The canonical example here is Twitter's API. I understand conceptually how the REST API works, essentially its just a query to their server for your particular request in which you then receive a response (JSON, XML, etc), great.
However I'm not exactly sure how a streaming API works behind the scenes. I understand how to consume it. For example with Twitter listen for a response. From the response listen for data and in which the tweets come in chunks. Build up the chunks in a string buffer and wait for a line feed which signifies end of Tweet. But what are they doing to make this work?
Let's say I had a bunch of data and I wanted to setup a streaming API locally for other people on the net to consume (just like Twitter). How is this done, what technologies? Is this something Node JS could handle? I'm just trying to wrap my head around what they are doing to make this thing work.
Twitter's stream API is that it's essentially a long-running request that's left open, data is pushed into it as and when it becomes available.

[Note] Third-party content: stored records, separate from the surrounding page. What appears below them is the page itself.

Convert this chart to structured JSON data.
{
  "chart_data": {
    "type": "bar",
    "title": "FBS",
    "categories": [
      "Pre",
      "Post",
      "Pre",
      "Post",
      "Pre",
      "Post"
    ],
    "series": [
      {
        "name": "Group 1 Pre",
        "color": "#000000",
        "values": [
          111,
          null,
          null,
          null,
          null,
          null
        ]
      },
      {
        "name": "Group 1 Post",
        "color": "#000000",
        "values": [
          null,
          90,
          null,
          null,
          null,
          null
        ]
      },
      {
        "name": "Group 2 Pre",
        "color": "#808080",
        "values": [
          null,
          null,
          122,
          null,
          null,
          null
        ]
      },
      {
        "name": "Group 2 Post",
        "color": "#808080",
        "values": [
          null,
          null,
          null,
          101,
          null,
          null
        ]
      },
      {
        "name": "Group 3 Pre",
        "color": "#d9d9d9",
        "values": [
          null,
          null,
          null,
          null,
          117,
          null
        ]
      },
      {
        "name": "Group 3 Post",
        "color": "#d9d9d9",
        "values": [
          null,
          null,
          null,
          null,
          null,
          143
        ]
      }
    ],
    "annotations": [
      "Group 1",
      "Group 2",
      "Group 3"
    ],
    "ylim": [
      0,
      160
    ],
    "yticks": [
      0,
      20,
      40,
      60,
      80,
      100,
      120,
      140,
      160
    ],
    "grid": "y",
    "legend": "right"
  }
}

The repercussion of that is that the server will have to be able to deal with lots of concurrent open HTTP connections (one per client). A lot of existing servers don't manage that well, for example Java servlet engines assign one Thread per request which can (a) get quite expensive and (b) quickly hits the normal max-threads setting and prevents subsequent connections.
As you guessed the Node.js model fits the idea of a streaming connection much better than say a servlet model does. Both requests and responses are exposed as streams in Node.js, but don't occupy an entire thread or process, which means that you could continue pushing data into the stream for as long as it remained open without tying up excessive resources (although this is subjective). In theory you could have a lot of concurrent open responses connected to a single process and only write to each one when necessary.
If you haven't looked at it already the HTTP docs for Node.js might be useful.
I'd also take a look at technoweenie's Twitter client to see what the consumer end of that API looks like with Node.js, the stream() function in particular.